2 Introduction Introductions
What do you want to learn in a course in InfoVis? What kind of experience do you have with Graphic Design or Aesthetics? Computer skills? HTML, CSS, JavaScript? Experience with other computer tools, visualization software, such as Tableau, Adobe Illustrator, d3, other? Experience with data? Text files, such as tab- or comma- delimited; .xml or .json files. Perhaps some experience with SQL?

3 What is “information visualization”?
Compare some visual + data examples: Who’s the audience for this image? What is the task? (Why create it?) What kind of data might be used in the graphic? Do you think it’s a static or dynamic/interactive visualization? How many stories are being told thru the image? Did you learn something new from the image? What types of symbols or visual elements do you see?
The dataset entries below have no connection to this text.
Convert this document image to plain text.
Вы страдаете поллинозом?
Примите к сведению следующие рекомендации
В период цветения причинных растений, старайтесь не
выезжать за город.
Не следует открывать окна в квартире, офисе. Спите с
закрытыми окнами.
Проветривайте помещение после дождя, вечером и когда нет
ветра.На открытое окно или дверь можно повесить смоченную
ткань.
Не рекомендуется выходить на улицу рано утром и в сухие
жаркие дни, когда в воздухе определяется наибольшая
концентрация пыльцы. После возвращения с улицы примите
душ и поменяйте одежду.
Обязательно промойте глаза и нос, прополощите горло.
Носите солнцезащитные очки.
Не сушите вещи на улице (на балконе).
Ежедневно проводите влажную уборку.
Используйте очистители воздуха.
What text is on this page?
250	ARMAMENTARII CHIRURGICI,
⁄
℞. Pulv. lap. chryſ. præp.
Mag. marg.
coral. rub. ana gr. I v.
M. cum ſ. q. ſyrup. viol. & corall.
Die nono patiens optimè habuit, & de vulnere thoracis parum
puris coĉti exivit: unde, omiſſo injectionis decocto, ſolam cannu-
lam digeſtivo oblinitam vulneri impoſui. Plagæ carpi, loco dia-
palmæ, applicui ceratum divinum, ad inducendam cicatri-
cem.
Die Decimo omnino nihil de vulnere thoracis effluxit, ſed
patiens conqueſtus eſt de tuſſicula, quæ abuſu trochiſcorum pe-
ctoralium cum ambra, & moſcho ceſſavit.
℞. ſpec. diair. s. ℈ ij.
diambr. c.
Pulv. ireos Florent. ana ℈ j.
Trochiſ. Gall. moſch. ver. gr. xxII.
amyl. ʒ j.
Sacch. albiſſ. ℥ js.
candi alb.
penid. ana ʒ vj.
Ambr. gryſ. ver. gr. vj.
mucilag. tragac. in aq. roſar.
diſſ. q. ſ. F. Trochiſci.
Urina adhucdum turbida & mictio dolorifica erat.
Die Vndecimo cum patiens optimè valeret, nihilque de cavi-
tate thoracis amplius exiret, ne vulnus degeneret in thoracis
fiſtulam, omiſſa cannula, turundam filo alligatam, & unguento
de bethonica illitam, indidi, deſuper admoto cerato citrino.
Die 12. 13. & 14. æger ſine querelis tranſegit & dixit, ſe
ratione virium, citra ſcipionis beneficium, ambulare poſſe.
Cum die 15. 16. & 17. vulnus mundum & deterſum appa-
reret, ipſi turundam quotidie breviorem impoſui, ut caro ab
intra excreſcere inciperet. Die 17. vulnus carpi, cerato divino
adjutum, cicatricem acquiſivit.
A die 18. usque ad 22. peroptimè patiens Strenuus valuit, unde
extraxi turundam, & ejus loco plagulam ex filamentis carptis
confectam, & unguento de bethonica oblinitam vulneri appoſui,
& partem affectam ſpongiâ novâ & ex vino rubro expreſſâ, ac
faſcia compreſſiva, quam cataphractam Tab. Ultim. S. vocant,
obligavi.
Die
Information Graphic Source USNavy

4 InfoVis Why/when a visualization be useful?
To present something [situate the idea in the viewers’ minds] To explain something [to teach, or persuade] To help discover something new To help predict something [statistical analysis] Provide access to the data source [encourage truthworthiness] Enable interactivity and learning by letting the end-user interact with the symbolic representations of the data … to engage in a kind of conversation … to think in a visual language.

5 InfoVis: design and data
From static design (information graphic) to exploratory data analysis to data visualization … if the end-user can pursue further action in his/her life or task after engaging with data, then the static data have transformed into an informative experience.

6 InfoVis: tools Design tools: useful in graphic design, info graphics, creating SVG Accounting tools that create bar charts, pie charts, etc. These are technically “exploratory data analysis” or charting tools, such as Raphael.js Statistical tools with some graphing capabilities: R, Stata Programming tools with libraries, such as Python, SAS, SPSS, Vega, Polestar, seaborne, matplotlib, IBM Visualization Designer Scripting tools for the Web for interactive visualization: d3.js

7 In-class activity You’ve been asked to design a static graphic comparing the number of widgets sold over a 10 month period. Draw a graph of your own that shows links between a bunch of individual words. (For instance, what rationale do you have for linking one word to another?) Sketch a wireframe of a webpage that includes a placeholder for a web-based infovis. Suggestions: for #1 - try a bar chart; #2 - force-directed graph

8 Aesthetics and Data? There’s no right or wrong answer, but there are trends. How do you think you’d balance graphic design with understanding the data? Pretty designs tend to keep people’s eye but can obscure what the data are trying to say. Number-rich designs can make it hard to identify trends in the data and tire the eye. Data + Task + Audience + Visual Languages + Interactivity … and remember the beauty of information!